Contrariamente al pensamiento –erróneo– común, no se trata de promigrantes por un lado y antiinmigrantes por el otro. No nos dejemos intimidar por este indigno chantaje moral. Un chantaje, por cierto, que es bastante exitoso, dado que algunas de las fotos destinadas a manipularnos, como las que muestran a falsos refugiados muertos en el agua, son simplemente escenas actuadas, como ha revelado Monseñor Natanael, obispo metropolitano de las islas griegas de Kos y Nisyros: «He visto con mis propios ojos a los reporteros extranjeros de televisión que dan 20 euros a personas para que simulen ser víctimas de ahogamiento».


La emoción no puede jugar ningún papel en esta discusión. Una política justa y equitativa es ante todo una política racional y razonable. Todo el mundo está de acuerdo en ayudar a los refugiados que están necesitados de ayuda. Todo depende de esta extremadamente importante cláusula: que necesiten ayuda. Así que la pregunta no es si debemos ayudar a los refugiados en peligro de muerte, sino a quién y cómo. Sin embargo, hay que recordar que esta política solo será una medida provisional. Para detener significativamente la hemorragia en Oriente Medio, hay que apoyar a los grupos armados que resisten al Estado Islámico y sellar nuestras fronteras con el fin de detener el efecto llamada.


[Img #21945]La verdadera división está entre aquellos que han renunciado a cualquier política digna de ese nombre, que se conforman con observar el curso de los acontecimientos –el partido de la cobardía– y aquellos que quieren ayudar eficazmente a los cristianos perseguidos –el partido de la caridad–. Pero no podemos dar ninguna ayuda sin antes reclamar nuestra soberanía, es decir, nuestra libertad de acción en el ámbito nacional e internacional. De ahí la necesidad de tener control sobre nuestras fronteras. Es la única manera de acabar con el éxodo migratorio.

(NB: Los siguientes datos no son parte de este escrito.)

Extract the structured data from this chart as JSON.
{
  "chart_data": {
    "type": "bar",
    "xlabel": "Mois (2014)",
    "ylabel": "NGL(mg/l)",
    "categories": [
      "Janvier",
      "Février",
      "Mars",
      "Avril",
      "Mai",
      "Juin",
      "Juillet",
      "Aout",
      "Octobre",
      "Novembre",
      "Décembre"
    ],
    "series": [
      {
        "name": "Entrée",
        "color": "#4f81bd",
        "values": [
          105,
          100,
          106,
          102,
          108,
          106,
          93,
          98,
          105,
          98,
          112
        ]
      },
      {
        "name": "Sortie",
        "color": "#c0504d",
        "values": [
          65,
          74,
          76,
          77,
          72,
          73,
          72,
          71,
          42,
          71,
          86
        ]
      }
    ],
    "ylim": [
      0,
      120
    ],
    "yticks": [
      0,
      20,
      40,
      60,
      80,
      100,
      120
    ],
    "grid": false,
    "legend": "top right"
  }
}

EL RETORNO DE LAS IDENTIDADES
 

Estamos saliendo de un ciclo histórico. Desde el siglo XIX, la locura de las ideologías prendió fuego a Europa y al mundo. Una de esas ideologías propuso el progreso infinito de la humanidad, «el futuro brillante» como dijeron en la URSS o en la China de Mao. Con su explicación del mundo, hecha a medida, las ideologías jugaban el papel de las religiones. Pero nadie realmente cree en ellas y cada persona aspira a encontrar lo que es le familiar: sus raíces, su identidad.

 

(...)

 

Samuel Huntington aborda este tema en El choque de las civilizaciones, publicado en 1996, una obra que fue muy criticada, pero rara vez leída. «Al nivel de la sociedad, la modernización refuerza el poder económico, militar y político de la sociedad y anima a la población... a afirmar su propia identidad cultural». Pero «a nivel individual... los lazos y las relaciones sociales tradicionales se rompen, lo que lleva a crisis de identidad». El precio de este poder material es, por tanto, un seguro desarraigo moral y cultural.

 


Vemos claramente que las demostraciones de fuerza identitaria por parte de un Jefe de Estado no reflejan automáticamente la vitalidad cultural de su pueblo. Esto es especialmente cierto en China, donde la modernización forzada destruye las comunidades rurales, columna vertebral de la identidad china. China vive su revolución industrial, al igual que Europa en el siglo XIX, añadiendo la eficacia del despotismo asiático y la fuerza de represión heredada del comunismo. A pesar de la tasa de crecimiento en forma de nuevos misiles, hay cuatro intentos de suicidio cada minuto en China. Como explica el psicoanalista Huo Datong: «en los hospitales psiquiátricos vemos un montón de pacientes psicóticos debido al desarrollo económico que ha resultado en la disolución de los lazos familiares y parentales, en el aislamiento unos de otros».
 

La modernidad tecnológica y el arraigo son difícilmente compatibles.
 

La cultura no es un organismo transgénico: no crece en una probeta de laboratorio. En un mundo donde el tener buena salud se mide según la venta de tabletas táctiles, la cultura no sirve para nada. Cualquier cantante de usar y tirar da más beneficios a la industria del disco que un grupo polifónico cantando en una fiesta del pueblo. Así, la entrada de países tercermundistas en la modernidaddustrial supone la muerte de las identidades populares. Y es precisamente esta destrucción de culturas arraigadas en el nombre de la rentabilidad económica lo que suscita una fuerte necesidad de identidad.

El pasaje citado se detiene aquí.